史上最低の米国大統領



「貴方は史上最低の大統領だ」と面と向かって叫んだのは民主党バイデン候補である。米大統領選の候補者テレビ討論会で、バイデン候補が発言すると大声で遮り話をさせないのに業を煮やして思わず口走った買い言葉だったが、これがトランプ大統領の性格・言動を世界の人々が感じている共通の思いに違いない。一言で言って、礼儀知らずのヤンキーそのものである。


海外メディアは一斉に、「史上最悪の討論会」と評し、今回の討論会の司会者が米国で唯一のトランプ・ベッタリのFOX社のニュースキャスターだったにも関わらず、その彼をして「討論会を混乱させた責任は大統領にある」と討論会の追加ルールの導入を提唱させた。大統領は反発している。ここにもルール無視の自己本位の姿勢が伺える。


コロナ感染拡大を防ぐため、外出時や人前ではマスクをかけるのが世界の常識となっているが、トランプ大統領は「科学的根拠がない」とルールを無視してマスクを軽視した。その結果かどうかは別として、大統領はコロナに感染してしまった。実際には10月1日に陽性反応を伝えられていたが、側近には「誰にも言うな」と指示して公表せず平常通り執務していたと言う。発熱や咳などの症状が現れて2日後に軍病院に入院した。その翌日、入院中にも関わらず防弾使用の車に乗って外出し、病院の外に集まっていた支持者達を驚かせた。

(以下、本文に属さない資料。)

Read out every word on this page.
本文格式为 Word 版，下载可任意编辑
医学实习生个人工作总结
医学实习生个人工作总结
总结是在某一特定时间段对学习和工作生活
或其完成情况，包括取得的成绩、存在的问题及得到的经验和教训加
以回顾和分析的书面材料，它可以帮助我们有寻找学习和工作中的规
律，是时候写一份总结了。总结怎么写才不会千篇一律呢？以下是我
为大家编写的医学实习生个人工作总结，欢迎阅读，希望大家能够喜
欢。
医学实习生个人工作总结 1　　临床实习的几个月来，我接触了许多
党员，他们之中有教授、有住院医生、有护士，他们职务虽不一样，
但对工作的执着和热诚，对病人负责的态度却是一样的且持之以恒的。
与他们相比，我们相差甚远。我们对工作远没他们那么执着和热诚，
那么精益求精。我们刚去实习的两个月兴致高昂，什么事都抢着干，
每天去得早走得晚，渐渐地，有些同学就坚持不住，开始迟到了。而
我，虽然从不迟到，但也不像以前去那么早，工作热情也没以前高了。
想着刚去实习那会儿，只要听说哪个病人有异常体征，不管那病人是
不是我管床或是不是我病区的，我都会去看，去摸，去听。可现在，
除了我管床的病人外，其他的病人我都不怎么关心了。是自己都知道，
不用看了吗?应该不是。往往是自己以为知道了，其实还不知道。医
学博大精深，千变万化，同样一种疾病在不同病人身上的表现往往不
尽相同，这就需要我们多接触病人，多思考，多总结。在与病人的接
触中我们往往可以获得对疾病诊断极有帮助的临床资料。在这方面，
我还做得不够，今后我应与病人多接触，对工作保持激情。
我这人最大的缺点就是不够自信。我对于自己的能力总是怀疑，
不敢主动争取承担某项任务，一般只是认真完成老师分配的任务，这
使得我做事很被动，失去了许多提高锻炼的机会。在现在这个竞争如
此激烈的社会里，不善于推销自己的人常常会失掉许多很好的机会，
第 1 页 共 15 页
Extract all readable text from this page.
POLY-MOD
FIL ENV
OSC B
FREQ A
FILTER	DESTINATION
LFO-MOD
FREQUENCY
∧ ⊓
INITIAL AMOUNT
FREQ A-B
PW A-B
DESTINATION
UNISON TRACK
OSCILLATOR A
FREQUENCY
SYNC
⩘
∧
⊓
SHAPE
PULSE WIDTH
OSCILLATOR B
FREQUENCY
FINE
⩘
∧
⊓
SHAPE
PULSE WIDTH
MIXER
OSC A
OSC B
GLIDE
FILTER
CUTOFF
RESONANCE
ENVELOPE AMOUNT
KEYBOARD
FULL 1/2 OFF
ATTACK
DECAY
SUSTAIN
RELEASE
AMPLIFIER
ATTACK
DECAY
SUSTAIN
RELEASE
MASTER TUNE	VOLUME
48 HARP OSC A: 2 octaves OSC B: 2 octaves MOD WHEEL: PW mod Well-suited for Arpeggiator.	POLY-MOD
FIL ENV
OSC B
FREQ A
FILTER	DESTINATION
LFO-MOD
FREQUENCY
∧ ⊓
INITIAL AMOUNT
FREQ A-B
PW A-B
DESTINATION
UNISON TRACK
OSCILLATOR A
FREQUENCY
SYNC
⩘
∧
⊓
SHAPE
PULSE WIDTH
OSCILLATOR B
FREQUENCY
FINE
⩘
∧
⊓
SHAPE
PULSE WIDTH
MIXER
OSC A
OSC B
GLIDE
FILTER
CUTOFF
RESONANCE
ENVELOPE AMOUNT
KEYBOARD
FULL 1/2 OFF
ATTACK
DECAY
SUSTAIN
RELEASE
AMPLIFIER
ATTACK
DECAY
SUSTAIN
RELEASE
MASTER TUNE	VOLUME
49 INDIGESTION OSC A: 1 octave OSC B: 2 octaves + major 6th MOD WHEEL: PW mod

この行為に医療関係者は激怒している。自身が定めた対コロナの公衆衛生ガイドラインでは、治療中の感染患者はウィルスを放出しており隔離しなければならないとしている。大統領のこの行為はボディガードや車の運転手、同乗した全員が全て14日間の隔離が必要となった。「彼らは病気になるかも知れない。死ぬかも知れない。大統領は狂気の沙汰だ」と医療関係者は批判した。


要するに全て自分中心の行動で、そこには国民のためを考える指導者ではないことを自ら証明している。今回の大統領選挙では既に敗北の可能性を自認して、今から投開票の結果についての反論、それを裁定する最高裁判事を自党の息のかかった後任者を既に指名している。


「史上最悪の討論会」を生んだ選挙戦は、「史上最悪の泥試合の選挙戦」となることが予想される。